Annual exports fell by 4.4% y/y, marking the first fall since February 2017 and following downward revisions to November’s export growth to 3.9% (previously reported as 5.4%). The monthly trade surplus widened further in December, but this was the result of a pullback in imports.
Annual imports dropped by 7.6% y/y in December, well below market expectations for a 4.5% rise. In particular, mechanical and electrical exports dropped by 6.8% y/y in December, while high-tech product exports fell by 10.3% y/y.
The export weakness likely will persist in the near term. New export orders from the official manufacturing PMI have been steadily trending lower and reached a level in December not seen since 2015.
Japan’s core CPI growth cooled to 0.7% y/y in December following the 0.9% rise in November. Lower energy prices are driving the softer headline after being the primary upward contributor earlier in 2018. Core-core CPI growth (excludes food and energy) was 0.1% y/y in December.
South Korea’s economy likely rose by 0.5% q/q in the final quarter of2018, following the third quarter’s 0.6%.
Annual growth is forecast to slow to 2%, after hitting 2.7% in the third quarter. On an annual basis, we expect a broad-based slowdown with household consumption and exports in particular travelling in a slower lane. With external trade slowing and employment growth staying weak, we expect economic conditions to stay relatively soft into 2019.
India’s CPI growth cooled to an 18-month low at 2.2% y/y in December. The slowdown was largely on food prices, which fell by 1.5% y/y. Inflation has been below the Reserve Bank of India’s target for five months. We expect 50 basis points worth of rate cuts in 2019.

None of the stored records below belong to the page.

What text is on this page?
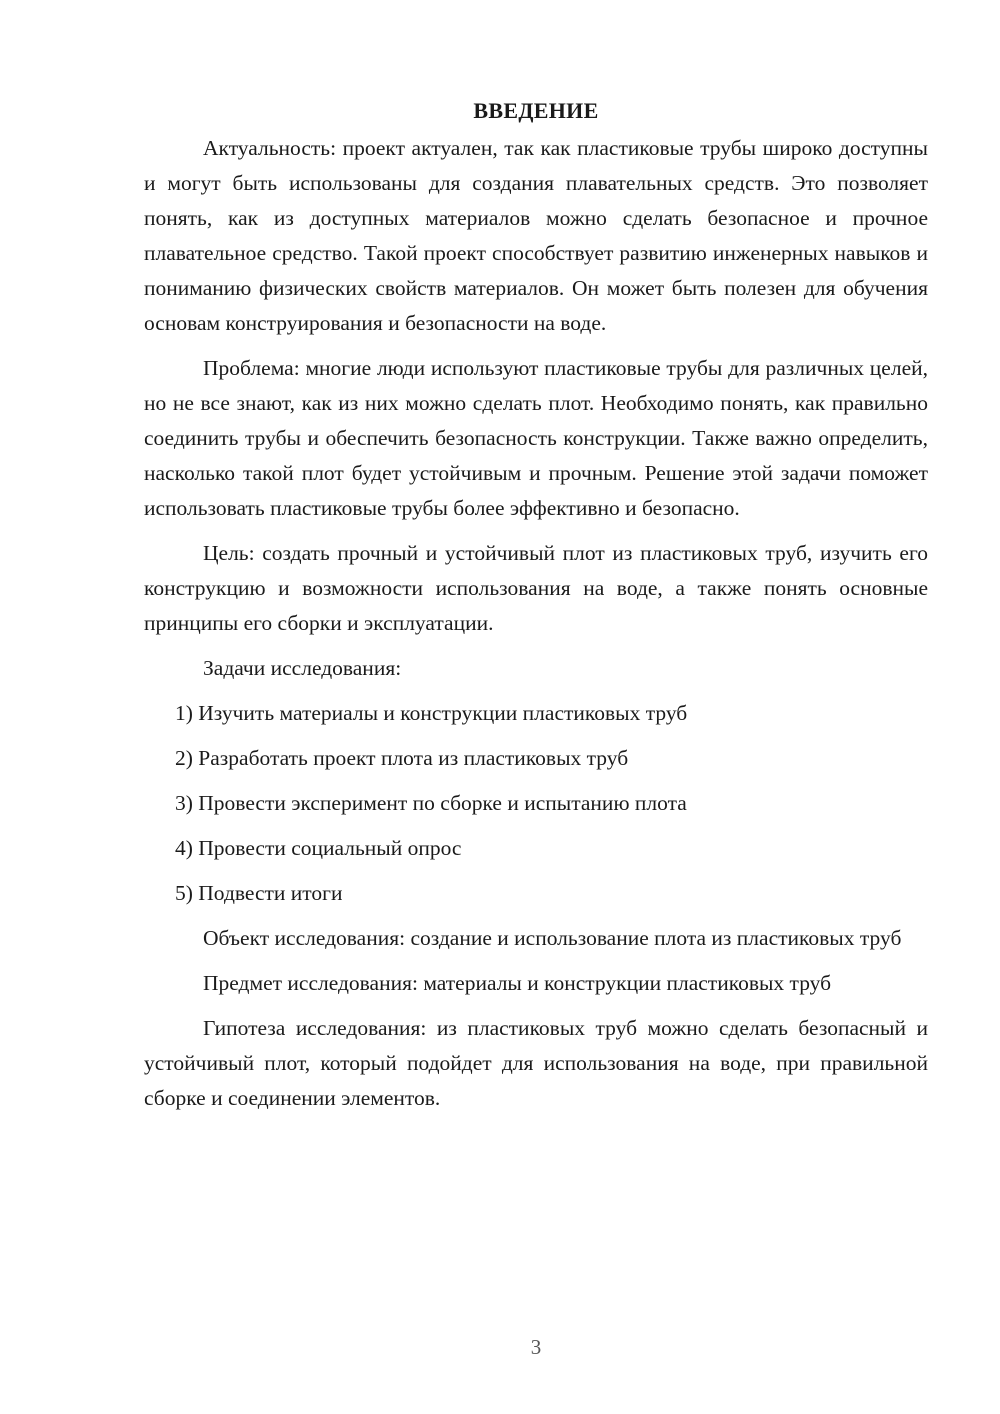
ВВЕДЕНИЕ

Актуальность: проект актуален, так как пластиковые трубы широко доступны и могут быть использованы для создания плавательных средств. Это позволяет понять, как из доступных материалов можно сделать безопасное и прочное плавательное средство. Такой проект способствует развитию инженерных навыков и пониманию физических свойств материалов. Он может быть полезен для обучения основам конструирования и безопасности на воде.

Проблема: многие люди используют пластиковые трубы для различных целей, но не все знают, как из них можно сделать плот. Необходимо понять, как правильно соединить трубы и обеспечить безопасность конструкции. Также важно определить, насколько такой плот будет устойчивым и прочным. Решение этой задачи поможет использовать пластиковые трубы более эффективно и безопасно.

Цель: создать прочный и устойчивый плот из пластиковых труб, изучить его конструкцию и возможности использования на воде, а также понять основные принципы его сборки и эксплуатации.

Задачи исследования:

1) Изучить материалы и конструкции пластиковых труб
2) Разработать проект плота из пластиковых труб
3) Провести эксперимент по сборке и испытанию плота
4) Провести социальный опрос
5) Подвести итоги

Объект исследования: создание и использование плота из пластиковых труб

Предмет исследования: материалы и конструкции пластиковых труб

Гипотеза исследования: из пластиковых труб можно сделать безопасный и устойчивый плот, который подойдет для использования на воде, при правильной сборке и соединении элементов.

3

Singapore’s non oil domestic exports surprised on the downside by falling 8.5% y/y in December, after a 2.8% decline in November. The slump was broad-based with electronic exports down by 11.2% y/y, while non electronic shipments dropped by 7.4%.
Bank Indonesia kept the policy rate on hold at 6% in January following 175 basis points worth of hikes in 2018. BI has followed the Federal Reserve with a less aggressive tightening path, a consequence of less capital outflow pressure.
Elsewhere, GDP growth in the Philippines likely hit 6.8% y/y in the fourth quarter, after slowing to 6.1% in the third.
Improvement is expected in private consumption after a slump in the third quarter on higher food prices squashing discretionary spending. Imports of goods also accelerated to doubledigits, a consequence of the government’s large infrastructure spending program. Full-year GDP growth remains on track to expand 6.5% in 2018.